“ACAB” and the History of Policing in America

Chloe Duncan-Wald, Contributing Writer

ACAB. This effectively polarizing statement meaning “all cops are bast*rds,” or 1312, the alphabetical order of the acronym, originates from the 1970s. ACAB was popularized by punk, anarchist, and alternative culture, and is sometimes associated with far-left or far-right groups. The particular word bast*rd is meant to convey corrupt or corrupted. Others choose to say “all cops are bad,” in place of bast*rd, as it historically is a racist term. However, it is still harshly critical of all police. Following the recent murder of George Floyd in Minneapolis, Minnesota, there has been significant public outrage against the four police officers that murdered Floyd, and the system that allows such murders to take place. The following riots and uprisings across the country were reminiscent of the riots of 1968 that occurred weeks after Martin Luther King Jr.’s assassination. Those riots responded to systematic racism, lack of protection for Black Americans under the law, and police brutality. Over fifty years later, activist groups such as the Black Lives Matter movement are still fighting for the same things. Protesters across the country are seen brandishing signs saying ACAB, and tagging walls with the acronym, and both controversy and curiosity are gravitating around this phrase.

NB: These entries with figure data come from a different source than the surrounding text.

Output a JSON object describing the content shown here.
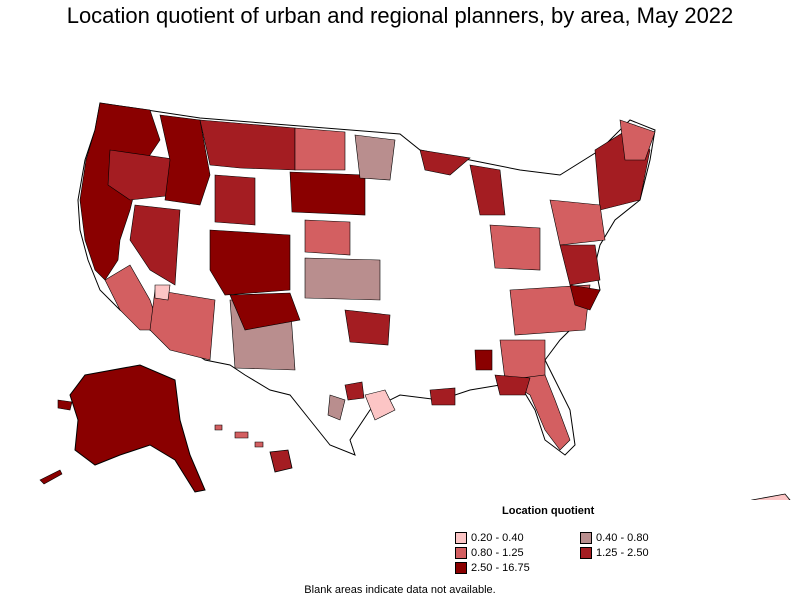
{
  "title": "Location quotient of urban and regional planners, by area, May 2022",
  "legend": {
    "title": "Location quotient",
    "items": [
      {
        "label": "0.20 - 0.40",
        "color": "#fcc5c5"
      },
      {
        "label": "0.40 - 0.80",
        "color": "#b98e8e"
      },
      {
        "label": "0.80 - 1.25",
        "color": "#d35f61"
      },
      {
        "label": "1.25 - 2.50",
        "color": "#a41d22"
      },
      {
        "label": "2.50 - 16.75",
        "color": "#8a0000"
      }
    ]
  },
  "note": "Blank areas indicate data not available.",
  "map": {
    "regions": [
      "contiguous-us",
      "alaska",
      "hawaii",
      "puerto-rico"
    ],
    "blank_color": "#ffffff",
    "boundary_color": "#000000"
  }
}
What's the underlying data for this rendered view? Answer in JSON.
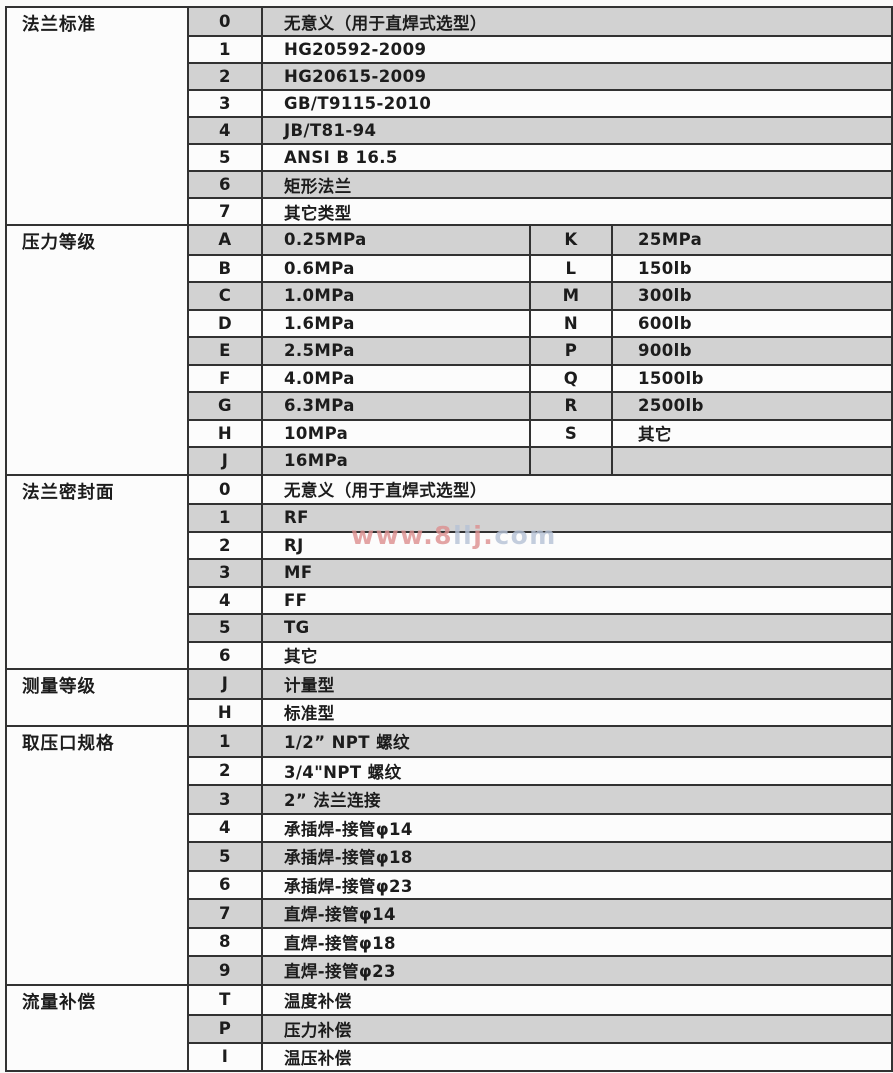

The truth is that ACAB doesn’t mean each individual police officer is a horrible and racist person; it means that the system is inherently corrupt, and choosing to become an officer and feed into that system makes the individual complicit. Each and every police officer benefits from an organization that enables the active oppression of people of color and allows for “legal” murder. According to Mapping Police, a database of police violence across the country, 99% of police killings don’t result in a charge.

Police have had a long history of brutality against Black Americans, dating back to slavery. Southern states, in particular, created coalitions of white people dubbed the “Night-Watch,” that would track down runaway enslaved individuals, return them to their slave owners, prevent uprisings, and enforce disenfranchisement. The general goals of police officers today are eerily similar to the ones of the past, especially after the recent riots and protests. The police’s job at the time was akin to bounty hunting, and sheriffs would often torture enslaved people once they were captured. Police officers have been oppressors as long as Black Americans have been oppressed. During the Reconstruction Era, the police in the South would actively enforce segregation and make sure that racism was ever-present. This was one of the ways that Southerners in the ex-confederate states kept their power, utilizing the police force to maintain all rights for Southern white Americans while creating Black Codes and Vagrancy laws in order to arrest freed Black Americans for minor infractions. By “catching” Black Americans committing small or non-existent crimes, former Southern slave owners could legally re-enslave any black person. Reconstruction was meant to be an era of freedom and rights for Black Americans, yet soon after the Black Codes the South enforced, the critically damaging Jim Crow laws were enacted.

The truth is that ACAB doesn’t mean each individual police officer is a horrible and racist person; it means that the system is inherently corrupt, and choosing to become an officer and feed into that system makes the individual complicit.”

The law enforcement system is unfixable in many ways. It was built solely to oppress and strongly uphold racist beliefs and has thoroughly damaged the trust that Black Americans have in this country and the police. Modern-day slavery is a term used to describe a type of economic oppression through mass poverty in disenfranchised communities, a product of President Richard Nixon’s War on Drugs. The War on Drugs was a campaign that would both criminalize drugs and drug use to target the anti-war and civil rights movements, but would also cause the mass incarceration of Black men for minor drug offenses. Police would begin the damaging trend of pulling Black Americans over with minimal to no suspicion, frisking them, arresting them, and even planting illegal substances in order to arrest. The War on Drugs enforced and legalized racism within the police organization. Today, police are seen specifically targeting Black and brown communities to fill arrest quotas.

Police unions helped increase the number of incarcerated Black men and women while opportunities for growth and funding in those marginalized communities quickly decreased. These unions are known to be devoutly protective of police officers and have the power to influence legislation regarding the police force. Training is another flaw within the system. Shockingly, the training to be a police officer in Memphis, Tennessee, for instance, is roughly half of the training it takes to be a licensed hairstylist. De-escalation training is only required in a couple of states. Education is greatly lacking in the police system. Given the police system’s inherent racism, allowance for discrimination, and ineffectiveness, many, including myself, are calling for a complete overhaul and extreme defunding of the excessive 180 billion dollars spent on the police and the prison system. Instead, governments should reallocate that funding towards Black American communities and schools, while taking the time to examine the countless existing defects in the system. Major changes are needed in order to radically overhaul policing. For instance, stricter requirements are needed to become a police officer, ensuring that there is no association to hate groups. Furthermore, force should be used as minimally as possible, and excessive force should be met with a separate and unbiased review board whose sole job is to keep the biases and actions of that police force in check. However, tangible change from the very racist fabric embedded in the police system remains distant as protestors are only just now celebrating a charge in a very obvious murder case. Until that changes, ACAB.